カルテは、ファミリードクターが一元的に管理し、大きな病院に転院しても、同じカルテが使われる。
全国1万3,300カ所の地域診療所に勤務するファミリードクター。
全患者の80%に対応し、地域住民の健康に責任を持っている。
病状が重い場合は、地域病院が治療を行い、高度医療は総合病院で行われる。
最高度医療は、研究所が対応する。
レベルに応じた医療機関の役割が、明確に定められている。
キューバ医療の中核をなすファミリードクターが心がけていることがある。
ファミリードクターのエレナ・ゴンザレス医師は「医療は予防に重点を置いています。患者が重症化しないよう、常に予防するという心がけが、結果的に国の医療費の削減にもつながります」と話した。

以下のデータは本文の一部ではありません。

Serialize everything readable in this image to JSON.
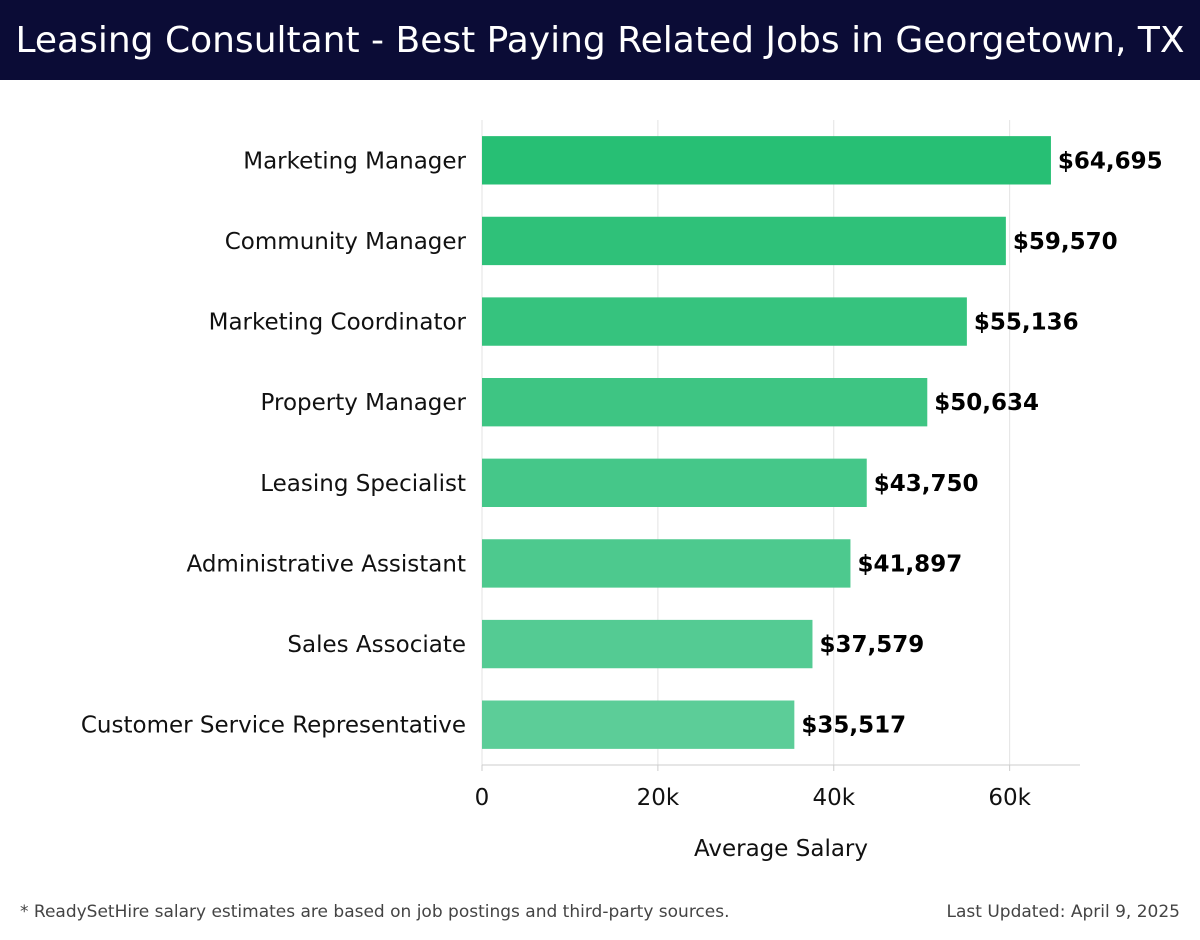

島津さんが暮らす地域の老人ホームに、食事の時間がやってきた。
3度の食事と3度のおやつ付き。
島津さんの食欲は旺盛。
たばこも、1日20本支給されている。
24時間、医療スタッフが看護をし、2日に1度は専門医の診察も受ける。
病気の際は、施設内の個室で治療を受け、病状が重ければ、近所の総合病院で治療を受ける。
島津さんは「ここは一生50年、100年、1銭もいらないところ。世界にない、んなもんない。そらな、感謝、ハイ」と話した。
施設の1カ月の費用は40ペソ、およそ200円。
これは、老人年金の6分の1。
島津さんは「日本と違います。養老院」と話した。
島津さんは2013年、体調を崩した。
しかし、早期に病院で治療し、2週間の入院を経て、住み慣れた老人ホームに戻ることができた。
マグダリス・ソリア副施設長は「この老人ホームは、さまざまな背景を持った家族のいない身寄りのない老人が集まっています。ベッドや部屋も、亡くなるまで確保されています」と話した。
島津さんのベッドは、生涯保証されている。
105歳の島津さんには居場所がある。
今の目標は、きわめて明快。
島津さんは「アイ・ケ・ビビル(生きなければならない)」と話した。
社会主義国のキューバでは、医療行為でもうかるシステムになっていない。
患者が減ることが、全ての人にとって幸せなのだという。
105歳の島津さんも、そんなキューバ医療の恩恵を受ける1人。
島津さんは「日本にお帰りで? さようなら。三一郎・島津は、130歳まで生きております」と話した。
曲がり角に立つ日本の医療。
その行く末を考えるうえで、大きなヒントがある。
キューバは資源が少ないため、中南米のベネズエラ、ボリビアといった国々に医師を派遣するなど、医療を外交にも利用しています。
また、医療水準を高めるため、医学部の学費は無料。
そしてこのルールが留学生にも適用されるため、社会主義の国々から優秀な学生が集まるということです。